Diogenes of Sinope is often painted as the ultimate ancient rebel—a ragged philosopher who lived in a barrel and scorned all social norms with biting wit and defiant gestures. But let’s be real: Diogenes was, in many ways, just an angsty contrarian with a superiority complex. He spent his life in performative poverty, sneering at everyone else’s ambitions while never building anything himself. The famous story where Alexander the Great approaches him and Diogenes tells him to “stand out of my sunlight” is likely apocryphal—no credible source from Alexander’s time confirms it. It feels more like a philosopher’s fanfic than history. The idea that this moment was Diogenes "putting Alexander in his place" mostly flatters modern sensibilities about individualism, not ancient realities.
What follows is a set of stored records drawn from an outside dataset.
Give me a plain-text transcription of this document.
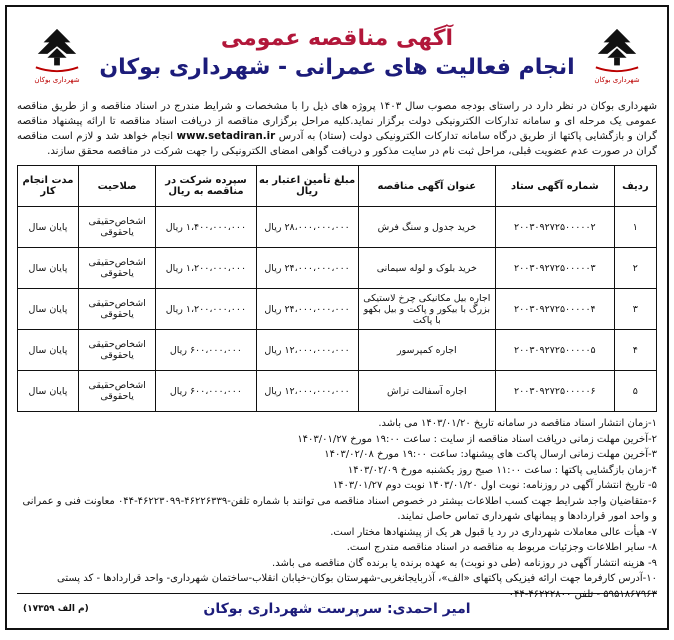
شهرداری بوکان
شهرداری بوکان
آگهی مناقصه عمومی
انجام فعالیت های عمرانی - شهرداری بوکان
شهرداری بوکان در نظر دارد در راستای بودجه مصوب سال ۱۴۰۳ پروژه های ذیل را با مشخصات و شرایط مندرج در اسناد مناقصه و از طریق مناقصه عمومی یک مرحله ای و سامانه تدارکات الکترونیکی دولت برگزار نماید.کلیه مراحل برگزاری مناقصه از دریافت اسناد مناقصه تا ارائه پیشنهاد مناقصه گران و بازگشایی پاکتها از طریق درگاه سامانه تدارکات الکترونیکی دولت (ستاد) به آدرس www.setadiran.ir انجام خواهد شد و لازم است مناقصه گران در صورت عدم عضویت قبلی، مراحل ثبت نام در سایت مذکور و دریافت گواهی امضای الکترونیکی را جهت شرکت در مناقصه محقق سازند.
ردیف	شماره آگهی ستاد	عنوان آگهی مناقصه	مبلغ تأمین اعتبار به ریال	سپرده شرکت در مناقصه به ریال	صلاحیت	مدت انجام کار
۱	۲۰۰۳۰۹۲۷۲۵۰۰۰۰۰۲	خرید جدول و سنگ فرش	۲۸،۰۰۰،۰۰۰،۰۰۰ ریال	۱،۴۰۰،۰۰۰،۰۰۰ ریال	اشخاص‌حقیقی یاحقوقی	پایان سال
۲	۲۰۰۳۰۹۲۷۲۵۰۰۰۰۰۳	خرید بلوک و لوله سیمانی	۲۴،۰۰۰،۰۰۰،۰۰۰ ریال	۱،۲۰۰،۰۰۰،۰۰۰ ریال	اشخاص‌حقیقی یاحقوقی	پایان سال
۳	۲۰۰۳۰۹۲۷۲۵۰۰۰۰۰۴	اجاره بیل مکانیکی چرخ لاستیکی بزرگ با بیکور و پاکت و بیل بکهو با پاکت	۲۴،۰۰۰،۰۰۰،۰۰۰ ریال	۱،۲۰۰،۰۰۰،۰۰۰ ریال	اشخاص‌حقیقی یاحقوقی	پایان سال
۴	۲۰۰۳۰۹۲۷۲۵۰۰۰۰۰۵	اجاره کمپرسور	۱۲،۰۰۰،۰۰۰،۰۰۰ ریال	۶۰۰،۰۰۰،۰۰۰ ریال	اشخاص‌حقیقی یاحقوقی	پایان سال
۵	۲۰۰۳۰۹۲۷۲۵۰۰۰۰۰۶	اجاره آسفالت تراش	۱۲،۰۰۰،۰۰۰،۰۰۰ ریال	۶۰۰،۰۰۰،۰۰۰ ریال	اشخاص‌حقیقی یاحقوقی	پایان سال
۱-زمان انتشار اسناد مناقصه در سامانه تاریخ ۱۴۰۳/۰۱/۲۰ می باشد.
۲-آخرین مهلت زمانی دریافت اسناد مناقصه از سایت : ساعت ۱۹:۰۰ مورخ ۱۴۰۳/۰۱/۲۷
۳-آخرین مهلت زمانی ارسال پاکت های پیشنهاد: ساعت ۱۹:۰۰ مورخ ۱۴۰۳/۰۲/۰۸
۴-زمان بازگشایی پاکتها : ساعت ۱۱:۰۰ صبح روز یکشنبه مورخ ۱۴۰۳/۰۲/۰۹
۵- تاریخ انتشار آگهی در روزنامه: نوبت اول ۱۴۰۳/۰۱/۲۰ نوبت دوم ۱۴۰۳/۰۱/۲۷
۶-متقاضیان واجد شرایط جهت کسب اطلاعات بیشتر در خصوص اسناد مناقصه می توانند با شماره تلفن-۴۶۲۲۶۳۳۹-۴۶۲۲۳۰۹۹-۰۴۴ معاونت فنی و عمرانی و واحد امور قراردادها و پیمانهای شهرداری تماس حاصل نمایند.
۷- هیأت عالی معاملات شهرداری در رد یا قبول هر یک از پیشنهادها مختار است.
۸- سایر اطلاعات وجزئیات مربوط به مناقصه در اسناد مناقصه مندرج است.
۹- هزینه انتشار آگهی در روزنامه (طی دو نوبت) به عهده برنده یا برنده گان مناقصه می باشد.
۱۰-آدرس کارفرما جهت ارائه فیزیکی پاکتهای «الف»، آذربایجانغربی-شهرستان بوکان-خیابان انقلاب-ساختمان شهرداری- واحد قراردادها - کد پستی ۵۹۵۱۸۶۷۹۶۳ - تلفن ۴۶۲۲۲۸۰۰-۰۴۴
امیر احمدی: سرپرست شهرداری بوکان
(م الف ۱۷۳۵۹)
Diogenes’ entire shtick only works if there’s an audience. Take away the crowd, the social norms he's reacting against, and the spectacle loses all weight. He didn’t live in isolation to quietly seek truth like other ascetics; he performed his poverty in the middle of the polis. He mocked passersby, defied customs, and “philosophized” through provocation. But if no one’s around to scoff at or scandalize, what’s left? A man barking at statues and sleeping in a jar, not a sage but a sideshow. His philosophy was parasitic on the very society he claimed to reject—he needed the marketplace to mock it, needed others to feed him so he could reject wealth. Without spectators, his life becomes not a critique, but just noise.

Meanwhile, Alexander didn’t just sit around making cynical quips—he lived an astonishingly full life. He conquered most of the known world by age 30, forged alliances, made enemies who respected him, and immersed himself in different cultures. He studied under Aristotle, arguably the greatest philosopher of the time, and he applied that philosophical training in real-world strategy, diplomacy, and leadership. Sure, he wasn’t sleeping in a clay pot, but he was thinking deeply while actually doing something. Diogenes’ only real claim to greatness is that he lived like nobody else wanted to, and then acted smug about it. If the measure of a life well lived is to touch the lives of many, to leave a mark on history, and to test your ideals in action—Alexander wins, no contest.

Alexander achievements didn't rely on anyone else clapping. His life had structure, ambition, and consequence—with or without a crowd. His name still echoes not because of a single snappy quote, but because he reshaped the world map, spread ideas across continents, and changed the course of history. Diogenes, without Athens or Corinth to heckle, is just a guy refusing to bathe and calling it wisdom. Strip away the audience, and the “great” Cynic becomes a lonely man with a superiority complex, shouting into the void.

The point is:

People shouldn’t glorify or romanticize lives of detachment, isolation, or contrarianism as inherently wiser or more “authentic.” Hiding from the world and scorning participation doesn’t make someone profound—it often just signals fear, bitterness, or self-importance disguised as insight. Life’s meaning isn’t discovered by standing off to the side and criticizing everyone else’s choices; it’s forged in engagement, in striving, in risking failure and connection. It’s easy to claim moral or intellectual superiority from the sidelines, but real growth—and real impact—comes from stepping into the arena, building relationships, creating, collaborating, and yes, sometimes compromising. If you think you’re better than the world, prove it by helping make it better, not by disappearing from it or by rejecting it.